将維はまた深く維月に口付けた。維月も抵抗するわけでもなく、その唇を受けている。そして将維がその首筋に唇を寄せると、維月は困ったように言った。

「将維…今日はダメ。父上が良いと言わないと…。」

「今日は…」将維は維月を見つめた。「ならば次はいつか?待ちかねる…。」

「将維ったら…。」維月は身を退いた。「さあ、私はもう戻るわ。」

将維は維月を離さなかった。

「では、我を想うておると言うてみよ。さすれば解放しようほどに。」

維月は赤くなった。

「まあ将維、それは…知っているでしょう?」

将維は微笑した。

「何度でも聞きたいものよ。」

維月は迷ったように下を向いたが、顔を上げて言った。

「愛しているわ。」

将維は嬉しそうに維月を抱き締めた。

「我もよ。」そして、手を離した。「行くが良い。」

維月はためらいがちに将維の腕から離れると、フワッと飛び上がって去って行った。

将維はそれを見送りながら、言った。

「…わかったであろう?」

明維は、脇の草むらから出て来た。将維はそちらを振り返り、眉をひそめた…明維が、涙を浮かべて立っていたのだ。

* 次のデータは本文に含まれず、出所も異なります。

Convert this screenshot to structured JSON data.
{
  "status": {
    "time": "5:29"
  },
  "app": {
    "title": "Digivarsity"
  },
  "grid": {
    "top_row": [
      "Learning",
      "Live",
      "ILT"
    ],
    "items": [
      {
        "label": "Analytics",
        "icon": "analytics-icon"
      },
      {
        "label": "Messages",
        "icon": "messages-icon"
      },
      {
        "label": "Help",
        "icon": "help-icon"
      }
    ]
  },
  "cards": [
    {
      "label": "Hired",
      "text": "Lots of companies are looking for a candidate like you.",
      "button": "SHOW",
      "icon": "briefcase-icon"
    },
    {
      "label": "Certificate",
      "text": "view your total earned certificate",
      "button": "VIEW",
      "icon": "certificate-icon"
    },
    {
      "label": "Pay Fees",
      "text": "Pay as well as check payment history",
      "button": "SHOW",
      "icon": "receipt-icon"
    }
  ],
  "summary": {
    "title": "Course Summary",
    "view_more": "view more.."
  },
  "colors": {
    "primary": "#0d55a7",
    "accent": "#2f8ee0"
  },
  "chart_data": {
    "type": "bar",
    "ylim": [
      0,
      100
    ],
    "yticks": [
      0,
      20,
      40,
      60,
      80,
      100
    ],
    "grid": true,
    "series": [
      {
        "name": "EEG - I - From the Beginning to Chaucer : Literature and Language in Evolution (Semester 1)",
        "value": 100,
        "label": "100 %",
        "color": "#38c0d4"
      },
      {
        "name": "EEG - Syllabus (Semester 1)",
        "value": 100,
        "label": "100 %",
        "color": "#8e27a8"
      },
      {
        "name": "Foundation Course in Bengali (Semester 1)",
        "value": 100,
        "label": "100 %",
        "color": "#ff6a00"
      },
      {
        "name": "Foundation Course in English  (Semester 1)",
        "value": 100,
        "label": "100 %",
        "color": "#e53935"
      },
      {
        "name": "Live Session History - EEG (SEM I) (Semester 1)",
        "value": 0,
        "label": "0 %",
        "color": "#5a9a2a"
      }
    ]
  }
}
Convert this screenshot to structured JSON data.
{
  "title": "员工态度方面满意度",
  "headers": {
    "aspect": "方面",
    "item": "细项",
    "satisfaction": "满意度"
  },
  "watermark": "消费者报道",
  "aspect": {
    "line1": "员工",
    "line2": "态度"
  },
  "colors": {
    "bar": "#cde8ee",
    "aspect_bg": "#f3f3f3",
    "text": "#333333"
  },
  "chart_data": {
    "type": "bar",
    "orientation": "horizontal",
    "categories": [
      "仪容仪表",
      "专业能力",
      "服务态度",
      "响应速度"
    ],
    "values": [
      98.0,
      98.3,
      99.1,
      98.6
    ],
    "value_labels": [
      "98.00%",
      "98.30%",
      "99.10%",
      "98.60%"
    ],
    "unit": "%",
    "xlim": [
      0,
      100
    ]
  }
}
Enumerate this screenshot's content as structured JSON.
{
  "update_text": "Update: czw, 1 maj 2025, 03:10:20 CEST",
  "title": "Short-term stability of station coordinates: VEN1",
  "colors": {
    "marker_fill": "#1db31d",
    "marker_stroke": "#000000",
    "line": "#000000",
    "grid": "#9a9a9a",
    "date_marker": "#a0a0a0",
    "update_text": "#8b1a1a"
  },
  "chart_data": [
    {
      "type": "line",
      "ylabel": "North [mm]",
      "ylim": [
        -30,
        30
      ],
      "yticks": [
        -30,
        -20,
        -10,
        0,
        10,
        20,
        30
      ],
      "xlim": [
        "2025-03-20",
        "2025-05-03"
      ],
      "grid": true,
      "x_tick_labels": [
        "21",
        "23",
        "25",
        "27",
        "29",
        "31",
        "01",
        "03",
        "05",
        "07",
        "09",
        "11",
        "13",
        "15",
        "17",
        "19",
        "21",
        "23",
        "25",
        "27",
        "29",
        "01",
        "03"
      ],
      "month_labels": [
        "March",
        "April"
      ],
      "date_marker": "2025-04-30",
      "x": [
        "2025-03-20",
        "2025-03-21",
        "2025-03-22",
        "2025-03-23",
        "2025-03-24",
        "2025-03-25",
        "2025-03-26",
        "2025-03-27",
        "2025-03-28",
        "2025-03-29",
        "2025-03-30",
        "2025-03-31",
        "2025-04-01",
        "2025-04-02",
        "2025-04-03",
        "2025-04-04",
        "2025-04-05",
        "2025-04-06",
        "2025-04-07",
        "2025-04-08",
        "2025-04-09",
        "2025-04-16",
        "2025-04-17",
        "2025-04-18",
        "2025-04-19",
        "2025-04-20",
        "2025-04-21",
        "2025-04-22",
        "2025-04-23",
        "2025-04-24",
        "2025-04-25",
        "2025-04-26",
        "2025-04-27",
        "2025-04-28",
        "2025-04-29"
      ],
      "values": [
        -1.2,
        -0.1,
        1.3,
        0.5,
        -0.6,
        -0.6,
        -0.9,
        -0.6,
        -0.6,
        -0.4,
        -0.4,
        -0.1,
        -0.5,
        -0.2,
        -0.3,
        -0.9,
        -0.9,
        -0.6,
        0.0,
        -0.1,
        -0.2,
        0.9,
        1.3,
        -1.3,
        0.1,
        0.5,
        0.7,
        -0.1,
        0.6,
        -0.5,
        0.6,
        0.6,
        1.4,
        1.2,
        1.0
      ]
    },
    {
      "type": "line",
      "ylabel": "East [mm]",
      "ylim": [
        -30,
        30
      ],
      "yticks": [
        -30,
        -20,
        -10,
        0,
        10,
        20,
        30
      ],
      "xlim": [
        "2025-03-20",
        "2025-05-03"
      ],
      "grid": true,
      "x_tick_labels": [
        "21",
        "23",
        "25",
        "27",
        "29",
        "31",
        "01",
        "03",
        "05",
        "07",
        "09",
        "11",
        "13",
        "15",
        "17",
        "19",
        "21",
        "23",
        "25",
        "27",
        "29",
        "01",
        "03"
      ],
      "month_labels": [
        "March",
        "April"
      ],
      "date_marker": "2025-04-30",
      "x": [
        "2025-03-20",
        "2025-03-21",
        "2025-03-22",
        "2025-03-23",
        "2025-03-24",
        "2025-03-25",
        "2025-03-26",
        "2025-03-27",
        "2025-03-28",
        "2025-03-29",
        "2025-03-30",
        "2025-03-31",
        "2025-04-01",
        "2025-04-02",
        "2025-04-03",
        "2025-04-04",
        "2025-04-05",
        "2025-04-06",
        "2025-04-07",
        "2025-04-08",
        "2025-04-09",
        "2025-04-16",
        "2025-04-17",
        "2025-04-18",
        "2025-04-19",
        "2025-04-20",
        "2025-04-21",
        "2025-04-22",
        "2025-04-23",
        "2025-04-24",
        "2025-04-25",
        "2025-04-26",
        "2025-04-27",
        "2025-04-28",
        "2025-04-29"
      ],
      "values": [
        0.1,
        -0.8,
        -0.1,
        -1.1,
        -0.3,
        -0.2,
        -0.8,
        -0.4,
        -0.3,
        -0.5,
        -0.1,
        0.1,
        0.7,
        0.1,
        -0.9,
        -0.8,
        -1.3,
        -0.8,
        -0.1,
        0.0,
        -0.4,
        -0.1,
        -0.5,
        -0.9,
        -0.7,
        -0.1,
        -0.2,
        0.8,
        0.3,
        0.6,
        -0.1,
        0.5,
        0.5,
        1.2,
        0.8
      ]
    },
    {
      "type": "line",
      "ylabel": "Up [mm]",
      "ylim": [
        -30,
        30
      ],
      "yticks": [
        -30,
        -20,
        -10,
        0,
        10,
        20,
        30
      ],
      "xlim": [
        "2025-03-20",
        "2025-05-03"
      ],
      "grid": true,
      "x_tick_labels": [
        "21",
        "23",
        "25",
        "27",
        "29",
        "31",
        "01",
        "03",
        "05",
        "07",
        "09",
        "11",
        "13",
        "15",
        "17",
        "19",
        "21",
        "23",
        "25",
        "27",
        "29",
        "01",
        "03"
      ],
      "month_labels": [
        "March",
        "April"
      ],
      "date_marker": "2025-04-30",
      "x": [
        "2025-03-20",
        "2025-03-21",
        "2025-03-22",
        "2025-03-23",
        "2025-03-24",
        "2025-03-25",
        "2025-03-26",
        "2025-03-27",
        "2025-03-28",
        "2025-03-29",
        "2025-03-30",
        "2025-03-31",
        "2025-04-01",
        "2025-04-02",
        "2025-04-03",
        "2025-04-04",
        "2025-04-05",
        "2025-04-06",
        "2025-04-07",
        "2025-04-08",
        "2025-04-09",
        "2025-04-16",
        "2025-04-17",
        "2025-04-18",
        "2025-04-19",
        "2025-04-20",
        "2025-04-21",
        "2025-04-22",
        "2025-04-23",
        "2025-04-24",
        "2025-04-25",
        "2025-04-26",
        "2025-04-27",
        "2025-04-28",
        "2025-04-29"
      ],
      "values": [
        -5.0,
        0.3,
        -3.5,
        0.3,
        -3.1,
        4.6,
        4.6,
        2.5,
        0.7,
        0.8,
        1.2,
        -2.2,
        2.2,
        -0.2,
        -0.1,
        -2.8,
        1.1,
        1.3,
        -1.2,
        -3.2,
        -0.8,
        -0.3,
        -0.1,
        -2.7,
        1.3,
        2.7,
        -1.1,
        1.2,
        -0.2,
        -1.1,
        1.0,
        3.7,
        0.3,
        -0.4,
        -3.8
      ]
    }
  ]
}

「なぜに、兄上だけ。」明維は、絞り出すように言った。「父上も、兄上にだけ母上を許されたなど。次代の王であられるからか。我は…臣に下るゆえ。」

将維は、視線を落とした。

「我とて、平坦な道ではなかった。」将維は言った。「我が他に妃を迎えると約して、やっとのことであった。それに生涯我がものにはならぬ。父は死する時母も連れて参るゆえに。全ての希望を絶たれた上でのことであるのだ。何も幸福なことばかりではない。他を想うことが出来るのであれば、そのほうがよっぽど幸福であるだろうて。明維よ、主はもう、忘れることぞ。今ならばまだ引き返すことも出来よう。我にはもう無理だ…手にしてしもうたからの。」

明維は、維月の去った方向を見上げた。確かにそうかもしれない。自分は離れているが、兄はずっと傍で父と母が寄り添っているのを見ている。父は傍目をはばからずに母を溺愛している…手にした幸福の裏で、毎日をそのように過ごして行かねばならぬとは、生きながら地獄のようではないか…。

「…潮時やも、しれぬ。」明維は、言った。「わかっていたのだ。心のどこかで、絶対に無理であることは。しかし、想うているほうが想い切るよりずっと楽であったゆえ…ここまで来てしもうただけのこと。兄上、我はもう、母上からは離れるように努め申す。きっと、いつかは、これを笑い話にすることも出来ようほどに…。」

明維は、ぼろぼろと涙を流した。将維はそれを見て、弟の肩に手を置いた。

「…そうか。喧嘩も無うなって、寂しくなるの。」

明維は無理に笑おうとして、出来なかった。そしてそのまま将維の前で、思い切り泣いた。

将維は、そんな弟を、いつまでも見守っていた。